Coming back, I was struck by the frivolity of the home decoration items outside the shops on the High Street, items I usually enjoy, even covet. I was walking through such a familiar place, but my Camino shell dangled from my rucksack reminding me I was in the stream of the pilgrimage, and I felt like a different person.
Thanks go to members of the congregation of St Mark’s for a most delicious meal, particularly as the oven failed and food had to be ferried next door and back for warming – a much appreciated effort.
And as if all that wasn’t enough, Jane Lewis led a singing circle on the beach under the almost-full moon. She exhorted us, ‘ If we listen to the earth breathing, then we will know what to do’, and we learned her new rendering of Arundhati Roy’s words (from Capitalism, a ghost story).

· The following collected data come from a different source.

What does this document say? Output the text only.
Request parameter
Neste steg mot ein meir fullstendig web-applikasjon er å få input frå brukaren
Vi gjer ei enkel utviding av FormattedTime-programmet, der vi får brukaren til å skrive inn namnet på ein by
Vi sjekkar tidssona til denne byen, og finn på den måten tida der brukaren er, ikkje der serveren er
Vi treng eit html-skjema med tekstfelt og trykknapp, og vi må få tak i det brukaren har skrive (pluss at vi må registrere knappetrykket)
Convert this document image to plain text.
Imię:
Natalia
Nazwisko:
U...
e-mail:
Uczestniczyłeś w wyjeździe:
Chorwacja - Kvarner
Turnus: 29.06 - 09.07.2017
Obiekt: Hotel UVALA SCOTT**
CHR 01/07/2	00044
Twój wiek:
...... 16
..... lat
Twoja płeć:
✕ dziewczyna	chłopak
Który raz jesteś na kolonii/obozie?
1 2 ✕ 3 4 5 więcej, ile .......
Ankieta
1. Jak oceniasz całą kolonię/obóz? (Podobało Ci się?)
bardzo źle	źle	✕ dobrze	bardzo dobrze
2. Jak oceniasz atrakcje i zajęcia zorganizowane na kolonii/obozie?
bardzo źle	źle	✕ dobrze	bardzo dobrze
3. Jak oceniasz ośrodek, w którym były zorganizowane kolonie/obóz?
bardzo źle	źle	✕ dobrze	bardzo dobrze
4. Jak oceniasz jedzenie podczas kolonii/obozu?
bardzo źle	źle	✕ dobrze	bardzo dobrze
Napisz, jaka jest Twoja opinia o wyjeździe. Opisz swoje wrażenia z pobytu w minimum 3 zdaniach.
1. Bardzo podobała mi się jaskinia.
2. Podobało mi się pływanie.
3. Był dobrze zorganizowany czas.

Another world is not only possible, she is on her way. On a quiet day, I can hear her breathing. Can you hear her breathing?Arundhati Roy / Jane Lewis
Protest in Harmony choir Another World link
Though a hiatus from the long-distance walking, this day was full of opportunities to reflect on our journey, to learn from the communities we were passing through, and to receive.
We were nearly half way through a Pilgrimage for COP26 from Dunbar on the east coast of Scotland to Glasgow, where the COP26 Climate Change Conference is now taking place. It was organised by A+E and many volunteers.